Giuli asked why her character had to die, too. My character had wanted her admiration; despite all the women who fawned over me, I wanted her to notice me. In her epilogue, we found out why: I had sacrificed my human life to cleanse her forest, so she became a tree, too, so that my sacrifice wouldn't mean spending eternity alone.

The poem's structure paced it out perfectly, even when the other players worried that we'd reached the climax too soon. It created a beautiful, moving, poetic, mythic story really anchored in the land. I felt very good about that.
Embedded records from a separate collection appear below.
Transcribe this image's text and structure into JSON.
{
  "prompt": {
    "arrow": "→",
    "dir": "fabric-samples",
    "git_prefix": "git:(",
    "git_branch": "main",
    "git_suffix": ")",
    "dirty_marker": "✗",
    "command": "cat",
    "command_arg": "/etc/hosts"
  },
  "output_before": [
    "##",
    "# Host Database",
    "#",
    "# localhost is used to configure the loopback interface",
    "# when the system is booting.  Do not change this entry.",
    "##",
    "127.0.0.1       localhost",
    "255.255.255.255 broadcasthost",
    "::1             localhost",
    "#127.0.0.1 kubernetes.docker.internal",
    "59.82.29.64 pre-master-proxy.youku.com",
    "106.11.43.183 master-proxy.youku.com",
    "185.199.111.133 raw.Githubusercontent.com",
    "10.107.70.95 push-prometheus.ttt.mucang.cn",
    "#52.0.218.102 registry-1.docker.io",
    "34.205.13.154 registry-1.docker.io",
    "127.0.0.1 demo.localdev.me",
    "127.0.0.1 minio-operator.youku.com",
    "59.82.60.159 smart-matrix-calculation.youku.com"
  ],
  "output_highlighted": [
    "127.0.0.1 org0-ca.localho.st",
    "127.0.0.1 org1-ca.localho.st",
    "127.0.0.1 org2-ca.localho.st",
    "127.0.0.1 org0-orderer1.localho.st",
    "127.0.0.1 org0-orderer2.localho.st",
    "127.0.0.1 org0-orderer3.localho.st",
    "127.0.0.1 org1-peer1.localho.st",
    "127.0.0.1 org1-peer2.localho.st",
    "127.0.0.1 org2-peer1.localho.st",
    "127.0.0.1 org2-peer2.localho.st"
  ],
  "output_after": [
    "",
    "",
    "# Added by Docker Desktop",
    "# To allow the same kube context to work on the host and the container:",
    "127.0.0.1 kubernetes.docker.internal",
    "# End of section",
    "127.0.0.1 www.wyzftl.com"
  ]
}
Like the playtest before, players raised some concerns about not having enough material to start with. I wanted to make character creation a part of play, rather than something that happens before play. I still suspect that I just need to press for stronger desires, but I'll definitely have to keep in mind that it may need some way of generating more pregnant starting situation.

In both games, the mechanics didn't kick in very often. That may also need some more work; or, it might work just fine right now. Who says that the mechanics need to kick in all the time? Maybe "leave them there unless you need them" makes for a perfectly viable strategy.

Another interesting thing to note: in both games, we had three players, and it took just over two hours, making for just over 40 minutes per player (I've measured time per player because I think, with the rounds, that how long a game takes will work as a function of number of players). If that continues to hold, then a game with six players would take four hours—one standard convention slot, precisely. Of course, I'll need to test other size games to see how that ratio holds up. I'll also need a much larger data set to say anything with confidence.

I haven't playtested nearly as much as I would like so far, but I think I can take this to GASPcon without too much worry. I've billed it as a playtest, so nobody should expect a finished game. All the same, the problems don't seem to break it entirely, either, and playtesters have even had fun with it.


Bill White said...

Wow, that sounds nice. Powerful and elegant. It's exactly right that you don't need "the mechanics" to kick in unless there's a dispute about what needs to happen next--but of course who gets to say what *is* the system.
I'm glad you're making progress with this. Awesome.

Jason Godesky said...

Yup. Right now, the system mostly just sets the pace for scenes and who gets to say what. I have a coin tossing mechanic in there, but it doesn't come up very often right now.